Menyadari pentingnya sejarah kontemporer maka ulusan ini sengaja agak melebar semata – mata untuk menyuguhkan memori yang bisa jadi telah kita lupakan karena sifat bangsa kita yang pemaaf sehingga justru kita sering melupakan esensi ”guru loka” yang terabaikannya//.

MEGAWATI SEBAGAI IKON SEJARAH, MULAI KIPRAHNYA PADA PEMILU V REZIM ORBA (1992)

Tak dapat dimungkiri bahwa Pemilu Juni, 1992 sudah barang tentu Golkar tetap keluar sebagai pemenang. Sekalipun perolehan suaranya turun menjadi 68,1% (turun 5,1%), sedangkan PPP naik menjadi total 17% dan PDI memperoleh kenaikan yang paling besar yakni 4% menjadi 14,9%. Karena Ketua Umum Suryadi sukses menggandeng putra – putri Bung Karno. Kini ABRI dihadapkan dengan dua pilihan, satu pihak tidak boleh lalai atas isu demokratisasi yang disuarakan oleh PDI dengan clen Bung Karnonya, disisi lain juga harus mewaspadai tindakan Soeharto yang ingin menarik dukungan Islam, munculnya Habibie & pengaruh ICMI nya.
Sidang MPR pada Maret 1993 kembali menetapkan BP. Soeharto menjadi Presiden untuk ke lima kalinya,dan Pak Try Sutrisno sebagai Wakil Presiden, masa bakti 1993 - 1998. Sebelum Pak Harto menetapkan wakilnya, ABRI telah terlebih dulu mendahului mengumumkan bahwa Try Sutrisno, yang merupakan mantan Panglima ABRI adalah sebagai Wakil Presiden, karena Sudharmono SH sebenarnya tidak disukai di kalangan ABRI. Oleh karenanya Pak Harto merasa di "fait accomply" dan, tampaknya ia mulai tidak percaya penuh lagi kepada ABRI. Ketika Pak Harto membentuk Kabinet barunya yang didominasi oleh (yang sebagaian memberikan stigma sebagai) musuh ABRI, yaitu Habibie dan para pendukung visi industri negara & tehnologi tinggi bagi masa depan Indonesia. Banyak yang beramsumsi bahwa Jenderal Beny Murdani diberhentikan dari Menteri Pertahanan & Keamanan dan Soeharto mempromosikan saudara iparnya, Wismoyo Aris Munandar menjadi Kepala Staff ABRI, yang beberapa tahun kemudian memilih pensiun. Jendral Faisal Tanjung, seorang muslim yang taat dan loyal terhadap Pak Harto, diangkat sebagai Panglima ABRI. Soeharto berupaya mengendalikan Golkar dengan lebih kuat dengan menunjuk seorang sipil yang setia/loyal kepadanya, bernama Harmoko sebagai Ketua Umum Golkar pada 1993.(tetapi pada 1998 ibarat menusuk dari belakang?).
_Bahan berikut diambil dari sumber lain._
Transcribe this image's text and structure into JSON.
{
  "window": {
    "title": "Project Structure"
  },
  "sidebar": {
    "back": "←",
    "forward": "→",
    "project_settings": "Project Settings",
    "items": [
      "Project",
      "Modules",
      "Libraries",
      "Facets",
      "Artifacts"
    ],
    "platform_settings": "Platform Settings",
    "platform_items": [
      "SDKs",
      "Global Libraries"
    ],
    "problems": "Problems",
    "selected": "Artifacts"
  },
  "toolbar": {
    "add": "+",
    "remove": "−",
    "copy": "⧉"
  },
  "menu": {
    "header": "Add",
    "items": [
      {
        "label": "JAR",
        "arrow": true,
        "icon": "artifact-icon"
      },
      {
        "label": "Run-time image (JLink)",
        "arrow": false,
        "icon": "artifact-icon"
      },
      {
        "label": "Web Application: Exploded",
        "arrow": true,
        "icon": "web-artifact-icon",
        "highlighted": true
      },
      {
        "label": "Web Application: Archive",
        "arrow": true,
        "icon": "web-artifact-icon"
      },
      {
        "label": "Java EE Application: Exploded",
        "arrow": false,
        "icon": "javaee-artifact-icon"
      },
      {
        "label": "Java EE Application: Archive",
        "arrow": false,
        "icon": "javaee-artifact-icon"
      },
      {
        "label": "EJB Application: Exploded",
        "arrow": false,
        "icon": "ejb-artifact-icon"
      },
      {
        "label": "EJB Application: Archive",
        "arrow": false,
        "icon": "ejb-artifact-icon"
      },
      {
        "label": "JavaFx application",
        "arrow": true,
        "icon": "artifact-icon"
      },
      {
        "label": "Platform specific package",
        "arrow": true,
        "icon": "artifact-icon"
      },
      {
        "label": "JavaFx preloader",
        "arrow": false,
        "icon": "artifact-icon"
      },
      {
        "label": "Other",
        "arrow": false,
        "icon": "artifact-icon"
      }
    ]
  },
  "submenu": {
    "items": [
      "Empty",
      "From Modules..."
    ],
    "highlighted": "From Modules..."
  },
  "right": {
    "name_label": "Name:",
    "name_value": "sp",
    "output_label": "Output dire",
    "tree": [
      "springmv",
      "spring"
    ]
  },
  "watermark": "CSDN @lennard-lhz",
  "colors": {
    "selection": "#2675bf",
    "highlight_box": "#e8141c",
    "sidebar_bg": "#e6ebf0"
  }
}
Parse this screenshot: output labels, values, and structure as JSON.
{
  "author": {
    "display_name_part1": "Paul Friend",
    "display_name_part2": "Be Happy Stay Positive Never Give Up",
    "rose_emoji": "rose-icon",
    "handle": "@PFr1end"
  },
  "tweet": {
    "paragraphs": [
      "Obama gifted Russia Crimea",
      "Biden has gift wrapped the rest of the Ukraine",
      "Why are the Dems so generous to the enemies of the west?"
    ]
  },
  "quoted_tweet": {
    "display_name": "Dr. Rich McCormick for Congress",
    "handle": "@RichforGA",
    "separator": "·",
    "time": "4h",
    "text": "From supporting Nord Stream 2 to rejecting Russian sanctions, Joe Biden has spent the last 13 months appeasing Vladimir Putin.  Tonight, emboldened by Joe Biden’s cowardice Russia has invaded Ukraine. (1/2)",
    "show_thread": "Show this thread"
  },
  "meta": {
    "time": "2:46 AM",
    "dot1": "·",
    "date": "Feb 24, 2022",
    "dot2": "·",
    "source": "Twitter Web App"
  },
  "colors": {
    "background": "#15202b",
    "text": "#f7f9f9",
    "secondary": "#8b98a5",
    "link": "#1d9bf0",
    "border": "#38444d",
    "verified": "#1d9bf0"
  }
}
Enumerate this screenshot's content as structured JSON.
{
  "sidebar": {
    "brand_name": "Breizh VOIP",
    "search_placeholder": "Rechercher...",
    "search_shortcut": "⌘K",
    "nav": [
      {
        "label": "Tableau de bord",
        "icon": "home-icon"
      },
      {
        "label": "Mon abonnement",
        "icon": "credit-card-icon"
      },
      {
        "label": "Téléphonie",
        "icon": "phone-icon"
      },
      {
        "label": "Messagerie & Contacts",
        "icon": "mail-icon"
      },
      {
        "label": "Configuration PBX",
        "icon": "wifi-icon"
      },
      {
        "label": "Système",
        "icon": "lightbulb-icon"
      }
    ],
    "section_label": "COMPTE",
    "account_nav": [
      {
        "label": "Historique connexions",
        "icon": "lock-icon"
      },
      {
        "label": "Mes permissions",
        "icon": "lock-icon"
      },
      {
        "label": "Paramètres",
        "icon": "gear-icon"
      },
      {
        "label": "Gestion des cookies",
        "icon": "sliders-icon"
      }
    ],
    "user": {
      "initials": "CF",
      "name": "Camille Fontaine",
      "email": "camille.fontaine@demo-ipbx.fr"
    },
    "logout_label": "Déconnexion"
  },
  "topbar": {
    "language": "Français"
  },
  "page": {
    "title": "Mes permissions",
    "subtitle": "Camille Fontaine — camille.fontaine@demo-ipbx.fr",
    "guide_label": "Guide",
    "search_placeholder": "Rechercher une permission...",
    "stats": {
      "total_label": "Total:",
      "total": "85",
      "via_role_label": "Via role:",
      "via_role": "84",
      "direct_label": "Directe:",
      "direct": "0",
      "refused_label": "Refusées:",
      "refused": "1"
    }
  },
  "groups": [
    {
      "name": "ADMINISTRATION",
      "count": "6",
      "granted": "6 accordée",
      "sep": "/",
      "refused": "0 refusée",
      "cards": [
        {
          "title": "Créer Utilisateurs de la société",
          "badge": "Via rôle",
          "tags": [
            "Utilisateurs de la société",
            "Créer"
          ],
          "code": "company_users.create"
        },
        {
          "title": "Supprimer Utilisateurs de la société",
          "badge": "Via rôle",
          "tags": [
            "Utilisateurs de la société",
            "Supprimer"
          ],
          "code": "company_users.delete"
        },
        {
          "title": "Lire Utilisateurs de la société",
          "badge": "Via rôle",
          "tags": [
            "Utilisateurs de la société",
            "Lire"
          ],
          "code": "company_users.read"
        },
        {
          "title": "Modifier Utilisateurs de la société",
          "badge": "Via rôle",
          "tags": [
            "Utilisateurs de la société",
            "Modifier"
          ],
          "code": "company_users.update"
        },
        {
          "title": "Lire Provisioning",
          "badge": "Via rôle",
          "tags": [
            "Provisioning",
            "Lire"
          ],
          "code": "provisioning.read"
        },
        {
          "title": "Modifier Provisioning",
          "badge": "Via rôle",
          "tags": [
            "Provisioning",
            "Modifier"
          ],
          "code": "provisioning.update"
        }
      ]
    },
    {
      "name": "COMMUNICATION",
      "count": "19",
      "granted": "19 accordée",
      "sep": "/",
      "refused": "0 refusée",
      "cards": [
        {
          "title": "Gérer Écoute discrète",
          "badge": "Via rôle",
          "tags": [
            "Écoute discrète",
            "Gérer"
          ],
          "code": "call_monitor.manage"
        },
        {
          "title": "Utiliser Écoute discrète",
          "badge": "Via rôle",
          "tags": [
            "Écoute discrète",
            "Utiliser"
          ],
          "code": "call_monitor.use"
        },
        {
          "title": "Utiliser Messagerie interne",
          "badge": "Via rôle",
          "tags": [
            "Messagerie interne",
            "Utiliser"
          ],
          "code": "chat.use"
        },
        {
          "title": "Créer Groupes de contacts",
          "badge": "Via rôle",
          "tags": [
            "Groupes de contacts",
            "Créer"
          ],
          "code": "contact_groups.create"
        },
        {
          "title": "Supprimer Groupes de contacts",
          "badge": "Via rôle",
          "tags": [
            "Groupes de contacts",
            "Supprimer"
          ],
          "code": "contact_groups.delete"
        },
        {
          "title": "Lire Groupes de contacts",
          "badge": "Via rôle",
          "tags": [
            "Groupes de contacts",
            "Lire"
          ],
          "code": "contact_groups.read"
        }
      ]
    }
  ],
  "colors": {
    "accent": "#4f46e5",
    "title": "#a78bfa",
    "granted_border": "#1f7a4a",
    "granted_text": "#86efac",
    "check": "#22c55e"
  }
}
Sebaliknya di tubuh PDI di bawah Suryadi, Pemerintah menilai tidak lagi aman dengan memasukkan anak – anak Bung Karno. Suryadi tidak menjadi anak yang manis lagi bagi Pemerintah. Maka Pemerintah mulai aktif ikut mengendalikan PDI. Pada saat PDI menggelar konggres IV di Wisma Haji, Medan pada 21 – 25 Juli 1993, terdapat enam calon ketua umum & pemerintah menciptakan konflik internal (managemen konflik) sehingga konggres dari hari ke hari tanpa menghasilkan apa – apa. Maka pada 23 Juli 1993, Jacob Nuwawea dengan tokoh PDI Medan Edy Suparman menabrakkan jib & kijangnya ke pintu gerbang dan menguasai mimbar dengan menyatakan bahwa "konggres telah gagal". Sehingga dalam kevacuman itu 60 DPC mendesak Mega untuk menjadi Ketua Umum namun karena kehati – hatiannya, ia memilih bersikap pasif saja. Maka jalan tengahnya dibentuklah "carateker yang diketuai oleh Budi Harjono dan Latif Pujasakti selaku Sekretaris".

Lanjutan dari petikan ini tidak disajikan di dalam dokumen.